In both cases, the comparison is compiled into "cmp rdx, rcx", where rdx = sizeof(*this) - size rcx = paraminfo[index].offset_ meaning the opposite of the C++ code. So if rdx is greater than or equal to rcx, the condition in C++ is false and we need to skip the if block.
In both the repro and the expected behavior, the second condition is compiled into "cmp rdx, rcx; jae", where rdx = (sizeof(*this) - size) and rcx = paraminfo[index].offset_. So the destination of the JAE must be the code after the if statement.
Isn't this actually correct? cmp rdx, rcs; jae is equivalent to cmp rcs, rdx; jb which means if (paraminfo[index].offset_ < (sizeof(*this) - size)), jump to the basic block where eax, the return value, is zeroed out. Which is what the original code does?
I tried disabling the inliner in the old and new pass managers. They both produce the same LLVM IR as well as the same assembly for CopyParamsIn under -O2.
With an unmodified upstream clang, I compiled the repro into LLVM IR with the old and new pass manager (and made sure that they were indeed different). Then with each LLVM IR version I compiled that to assembly under both the old and new pass manager, and both pass managers compile the same LLVM IR the same way to assembly (again under -O2).
Since the inliner implementation is different between the two pass managers, I'm suspecting the inliner implementation in the new pass manager.

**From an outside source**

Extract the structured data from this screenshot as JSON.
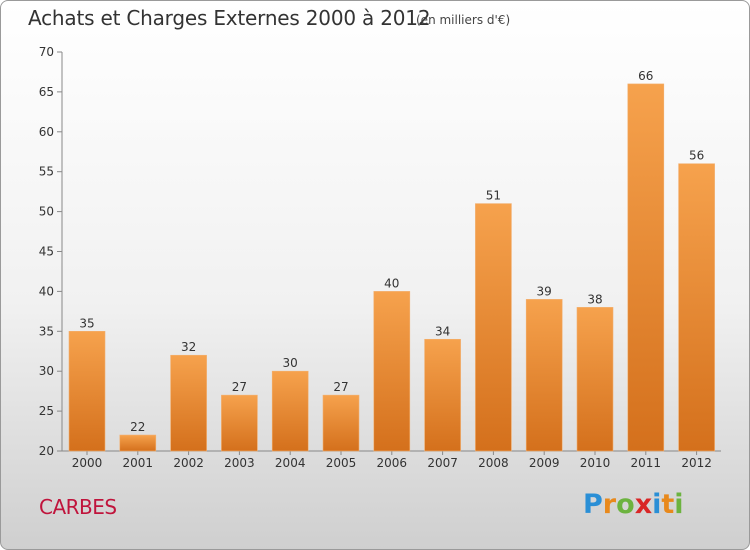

Thank you for looking at this!
I'm working for Mozilla and found this issue while integrating a part of the latest Chromium code into our Firefox codebase. And yes, because of this jump, Firefox fails to start all child processes!
Theoretically, Chromium will hit the same problem if it's compiled with '-O2 -fexperimental-new-pass-manager', failing to start child processes.
Taking a look.
I've been interested in burning down the remaining new pass manager failures, so a miscompile under the new pass manager is worrying.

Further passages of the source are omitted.